Others need the opposite: a complete stop, space without agenda, the quiet courage to sit with feeling rather than schedule around it.
Both can be care. The question is not which response is more ethical, but whether the approach you are choosing is actually serving you, or just performing what you think grief is supposed to look like.
The distinction matters more than it sounds.
Working through grief while telling yourself you are fine is a different act from working through grief while knowing you are shattered, but choosing, for now, this particular way of being shattered. The first is a small lie told often enough to become a habit. The second is a kind of honesty that takes real effort to maintain.
In Manchester by the Sea, Lee Chandler never claims work has repaired him.
He is a destroyed person who keeps showing up to fix strangers’ boilers because that is what he knows how to do. He is not performing recovery but holds no hope of it. He is simply existing in the only form available to him. There is something more dignified in that bare continuity than in any performance of healing.
Adam Phillips writes about the difficulty of tolerating your own helplessness.
Grief tests this with particular precision. It forces you into a condition where the usual tools like effort, planning, and forward movement become inadequate, and what remains is closer to bare endurance.
The person who judges how another grieves has usually not yet learned that endurance has its language, and it does not always look like rest.
The honest question is not whether you are working or not working. It is whether you know why.

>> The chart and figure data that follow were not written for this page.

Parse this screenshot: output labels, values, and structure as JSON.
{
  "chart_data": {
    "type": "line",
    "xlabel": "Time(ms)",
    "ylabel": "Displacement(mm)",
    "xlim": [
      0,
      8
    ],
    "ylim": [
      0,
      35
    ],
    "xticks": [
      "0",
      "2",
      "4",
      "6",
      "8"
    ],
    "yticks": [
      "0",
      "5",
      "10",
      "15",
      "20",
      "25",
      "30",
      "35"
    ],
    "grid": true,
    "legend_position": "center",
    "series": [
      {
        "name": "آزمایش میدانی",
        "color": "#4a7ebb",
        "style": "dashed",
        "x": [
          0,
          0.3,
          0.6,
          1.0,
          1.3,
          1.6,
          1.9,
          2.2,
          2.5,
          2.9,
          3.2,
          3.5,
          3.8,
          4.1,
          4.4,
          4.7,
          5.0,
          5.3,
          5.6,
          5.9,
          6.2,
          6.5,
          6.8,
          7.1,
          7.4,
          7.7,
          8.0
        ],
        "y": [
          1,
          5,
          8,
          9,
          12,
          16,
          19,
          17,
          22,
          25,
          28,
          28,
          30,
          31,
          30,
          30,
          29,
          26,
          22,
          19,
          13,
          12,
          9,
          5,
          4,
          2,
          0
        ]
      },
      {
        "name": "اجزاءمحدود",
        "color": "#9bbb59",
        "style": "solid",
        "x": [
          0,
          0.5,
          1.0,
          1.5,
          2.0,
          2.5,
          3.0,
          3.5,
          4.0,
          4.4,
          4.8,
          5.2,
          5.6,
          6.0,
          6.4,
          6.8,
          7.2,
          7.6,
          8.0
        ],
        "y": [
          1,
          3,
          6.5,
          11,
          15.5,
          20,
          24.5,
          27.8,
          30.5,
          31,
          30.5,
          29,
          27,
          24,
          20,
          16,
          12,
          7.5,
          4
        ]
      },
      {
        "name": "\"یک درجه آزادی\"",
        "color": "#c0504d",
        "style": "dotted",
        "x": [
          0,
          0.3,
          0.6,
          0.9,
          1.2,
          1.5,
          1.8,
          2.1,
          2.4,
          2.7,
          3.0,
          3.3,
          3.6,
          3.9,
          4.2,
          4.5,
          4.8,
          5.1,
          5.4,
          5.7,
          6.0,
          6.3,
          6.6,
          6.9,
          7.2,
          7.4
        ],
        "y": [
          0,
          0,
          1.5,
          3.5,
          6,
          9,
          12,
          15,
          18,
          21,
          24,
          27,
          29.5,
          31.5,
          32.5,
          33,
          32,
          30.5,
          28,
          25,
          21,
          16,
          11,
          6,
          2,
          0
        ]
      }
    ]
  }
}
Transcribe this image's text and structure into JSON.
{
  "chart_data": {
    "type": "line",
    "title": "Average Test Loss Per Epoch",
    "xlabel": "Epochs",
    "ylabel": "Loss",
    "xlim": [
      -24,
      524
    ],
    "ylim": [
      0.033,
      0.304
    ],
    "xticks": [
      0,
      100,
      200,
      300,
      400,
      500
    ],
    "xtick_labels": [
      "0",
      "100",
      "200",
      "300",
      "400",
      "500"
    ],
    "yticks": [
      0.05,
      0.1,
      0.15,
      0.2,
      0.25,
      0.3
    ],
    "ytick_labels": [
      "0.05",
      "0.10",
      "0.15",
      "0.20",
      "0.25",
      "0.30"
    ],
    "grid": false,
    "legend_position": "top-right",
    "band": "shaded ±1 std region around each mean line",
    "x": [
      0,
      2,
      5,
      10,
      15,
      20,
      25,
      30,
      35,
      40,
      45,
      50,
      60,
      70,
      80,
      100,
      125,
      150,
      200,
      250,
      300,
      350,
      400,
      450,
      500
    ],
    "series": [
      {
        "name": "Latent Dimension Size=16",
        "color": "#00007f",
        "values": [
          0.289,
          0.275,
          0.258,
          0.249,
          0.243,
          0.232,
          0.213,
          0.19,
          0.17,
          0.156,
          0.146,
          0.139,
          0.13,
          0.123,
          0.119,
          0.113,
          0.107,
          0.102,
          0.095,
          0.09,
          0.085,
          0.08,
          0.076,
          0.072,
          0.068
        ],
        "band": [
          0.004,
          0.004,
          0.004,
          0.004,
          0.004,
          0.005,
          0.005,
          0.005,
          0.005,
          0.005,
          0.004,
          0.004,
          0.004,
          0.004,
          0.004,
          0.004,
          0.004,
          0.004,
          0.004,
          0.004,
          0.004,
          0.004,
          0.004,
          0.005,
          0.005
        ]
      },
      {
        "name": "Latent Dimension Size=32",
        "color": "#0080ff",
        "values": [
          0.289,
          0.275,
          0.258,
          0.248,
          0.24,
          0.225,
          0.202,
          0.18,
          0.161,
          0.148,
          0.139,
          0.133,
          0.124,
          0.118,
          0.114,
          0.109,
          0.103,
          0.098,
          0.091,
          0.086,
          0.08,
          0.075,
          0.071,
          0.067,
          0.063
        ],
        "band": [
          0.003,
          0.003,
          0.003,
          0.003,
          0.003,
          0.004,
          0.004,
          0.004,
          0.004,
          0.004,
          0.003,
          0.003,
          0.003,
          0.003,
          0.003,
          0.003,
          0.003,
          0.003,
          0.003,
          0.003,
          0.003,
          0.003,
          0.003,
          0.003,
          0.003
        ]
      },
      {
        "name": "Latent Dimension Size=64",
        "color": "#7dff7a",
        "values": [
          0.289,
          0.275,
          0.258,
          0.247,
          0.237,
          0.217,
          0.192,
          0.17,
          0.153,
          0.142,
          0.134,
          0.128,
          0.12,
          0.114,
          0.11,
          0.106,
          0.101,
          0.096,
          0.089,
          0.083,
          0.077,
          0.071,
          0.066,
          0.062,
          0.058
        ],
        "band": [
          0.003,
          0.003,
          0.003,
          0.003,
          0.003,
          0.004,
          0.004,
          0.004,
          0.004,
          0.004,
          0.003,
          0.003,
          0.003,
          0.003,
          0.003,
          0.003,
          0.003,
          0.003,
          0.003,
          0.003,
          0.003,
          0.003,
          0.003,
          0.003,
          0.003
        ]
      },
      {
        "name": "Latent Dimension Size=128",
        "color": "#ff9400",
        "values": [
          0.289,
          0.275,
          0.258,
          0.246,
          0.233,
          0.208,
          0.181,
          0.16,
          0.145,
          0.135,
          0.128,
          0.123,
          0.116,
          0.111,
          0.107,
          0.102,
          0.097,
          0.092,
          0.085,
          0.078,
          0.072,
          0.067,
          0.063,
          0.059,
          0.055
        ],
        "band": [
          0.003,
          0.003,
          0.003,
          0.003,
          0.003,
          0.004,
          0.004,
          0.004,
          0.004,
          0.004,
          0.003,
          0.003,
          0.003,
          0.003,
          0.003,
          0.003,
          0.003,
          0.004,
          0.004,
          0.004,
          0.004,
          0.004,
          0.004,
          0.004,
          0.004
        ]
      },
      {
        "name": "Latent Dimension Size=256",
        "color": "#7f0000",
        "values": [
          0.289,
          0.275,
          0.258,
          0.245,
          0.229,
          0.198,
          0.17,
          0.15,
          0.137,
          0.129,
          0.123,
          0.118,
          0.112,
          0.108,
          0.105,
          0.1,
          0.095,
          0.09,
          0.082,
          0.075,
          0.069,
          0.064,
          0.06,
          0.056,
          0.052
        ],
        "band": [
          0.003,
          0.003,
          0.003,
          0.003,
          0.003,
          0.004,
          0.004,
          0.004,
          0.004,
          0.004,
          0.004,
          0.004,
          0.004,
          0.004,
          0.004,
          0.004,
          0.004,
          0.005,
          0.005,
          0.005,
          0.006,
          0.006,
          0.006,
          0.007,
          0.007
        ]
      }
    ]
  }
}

If work is giving you structure because structure is what keeps you present right now, then work without apology or the obligation to justify it to people who have not been where you are.
If you are filling every hour to avoid the weight of what happened, that is worth noticing, not because avoidance is immoral, but because suppression tends to find its own moment eventually, and the longer it waits, the less convenient the timing.
You do not owe anyone a particular shape of mourning, but you owe yourself honesty about what you are actually doing and why you are doing it.
Labor through the dark if that is what keeps you present. Rest in it if that is what you need. Both can be the right choice. Both become the wrong one the moment you stop being truthful about the reason.
Everything else is other people’s theories about a country they have not yet visited.